Part of England's reasoning around Denly's inclusion centres on the replacement rules at the World Cup. While injured players can be replaced at any time, they cannot subsequently be brought back into the squad. So England are keen to have a ready-made spin-bowling replacement in their 15 who could come in for a match or two as required without weakening the batting or fielding. If everyone is fit, there is no realistic scenario in which Denly plays.
On the surface, that makes some sense. Some of the contenders for the third-spinner role - the likes of Lancashire's Matt Parkinson - would have to be considered specialist bowlers, so having them in the squad would cover fewer holes.
But it also ignores the success of Liam Dawson in county cricket. Dawson has claimed 17 wickets in this year's Royal London Cup - only three men have claimed more - and is conceding just 4.01 runs an over.
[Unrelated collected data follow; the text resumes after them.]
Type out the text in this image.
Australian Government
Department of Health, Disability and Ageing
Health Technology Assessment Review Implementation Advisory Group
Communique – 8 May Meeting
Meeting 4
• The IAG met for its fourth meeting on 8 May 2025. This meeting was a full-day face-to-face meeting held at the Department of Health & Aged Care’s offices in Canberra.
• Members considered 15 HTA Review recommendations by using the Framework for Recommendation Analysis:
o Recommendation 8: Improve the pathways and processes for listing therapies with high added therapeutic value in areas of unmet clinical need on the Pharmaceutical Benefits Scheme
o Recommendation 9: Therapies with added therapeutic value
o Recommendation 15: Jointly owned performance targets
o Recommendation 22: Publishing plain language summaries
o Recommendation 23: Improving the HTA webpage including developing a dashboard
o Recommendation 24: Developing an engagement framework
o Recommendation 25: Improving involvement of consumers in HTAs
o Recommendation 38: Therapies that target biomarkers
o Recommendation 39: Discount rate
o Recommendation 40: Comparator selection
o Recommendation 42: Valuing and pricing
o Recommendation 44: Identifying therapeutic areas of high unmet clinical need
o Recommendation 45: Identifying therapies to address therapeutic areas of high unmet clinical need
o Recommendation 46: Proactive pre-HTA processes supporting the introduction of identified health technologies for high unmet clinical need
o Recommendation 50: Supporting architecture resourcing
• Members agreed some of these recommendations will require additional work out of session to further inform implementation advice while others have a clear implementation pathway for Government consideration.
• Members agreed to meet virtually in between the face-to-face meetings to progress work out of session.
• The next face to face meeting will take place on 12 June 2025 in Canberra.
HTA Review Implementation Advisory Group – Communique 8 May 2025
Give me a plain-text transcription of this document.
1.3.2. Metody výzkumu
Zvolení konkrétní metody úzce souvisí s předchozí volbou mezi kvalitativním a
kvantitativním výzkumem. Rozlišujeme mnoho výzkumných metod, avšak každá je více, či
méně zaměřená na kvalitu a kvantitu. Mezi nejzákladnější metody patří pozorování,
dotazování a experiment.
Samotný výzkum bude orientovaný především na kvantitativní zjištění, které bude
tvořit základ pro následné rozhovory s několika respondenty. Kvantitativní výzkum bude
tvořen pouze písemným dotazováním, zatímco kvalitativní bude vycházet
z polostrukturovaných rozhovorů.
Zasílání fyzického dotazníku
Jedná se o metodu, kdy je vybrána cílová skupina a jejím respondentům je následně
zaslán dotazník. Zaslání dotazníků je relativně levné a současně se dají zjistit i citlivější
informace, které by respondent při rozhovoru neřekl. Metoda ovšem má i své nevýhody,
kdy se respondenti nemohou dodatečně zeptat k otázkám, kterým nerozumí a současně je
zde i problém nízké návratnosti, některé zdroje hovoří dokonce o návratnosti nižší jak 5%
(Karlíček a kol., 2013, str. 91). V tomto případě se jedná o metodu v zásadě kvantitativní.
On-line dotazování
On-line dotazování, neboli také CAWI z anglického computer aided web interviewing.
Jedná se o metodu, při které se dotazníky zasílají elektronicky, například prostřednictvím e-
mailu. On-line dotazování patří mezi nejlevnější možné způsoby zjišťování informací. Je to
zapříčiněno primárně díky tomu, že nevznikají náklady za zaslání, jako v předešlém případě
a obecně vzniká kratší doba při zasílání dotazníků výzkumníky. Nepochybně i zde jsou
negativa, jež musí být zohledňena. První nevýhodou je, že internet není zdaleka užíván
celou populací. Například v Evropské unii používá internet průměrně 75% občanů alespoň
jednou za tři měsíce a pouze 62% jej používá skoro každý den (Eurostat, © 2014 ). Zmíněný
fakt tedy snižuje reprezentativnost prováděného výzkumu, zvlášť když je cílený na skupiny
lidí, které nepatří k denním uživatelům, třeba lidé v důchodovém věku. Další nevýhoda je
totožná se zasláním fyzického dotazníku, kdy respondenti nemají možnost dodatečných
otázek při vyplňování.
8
No one who has delivered 40 overs or more has been more frugal. The fact that he is also averaging 49.20 with the bat - underlines the sense that he can count himself unfortunate.
It ignores the depth added by Joe Root, too. Only last June, Root bowled 10 overs for the cost of just 44 against Australia in Durham. And while England would be nervous about going into an ODI with Root as one of a five-man attack, his presence as a sixth option is useful. He might well prove no more expensive than Denly.
We may well be on the brink of finding out how Denly would fare as a frontline bowler. There is some concern in the England squad about the fitness of Moeen for Wednesday's opening ODI against Pakistan at The Oval. While the rib injury is not thought to be a long-term problem, it is highly unlikely England will risk anyone this close to the World Cup. Denly may be given an opportunity to see what he can do. While his selection currently looks all but certain, prolonged exposure in such a role may not do his chances any good.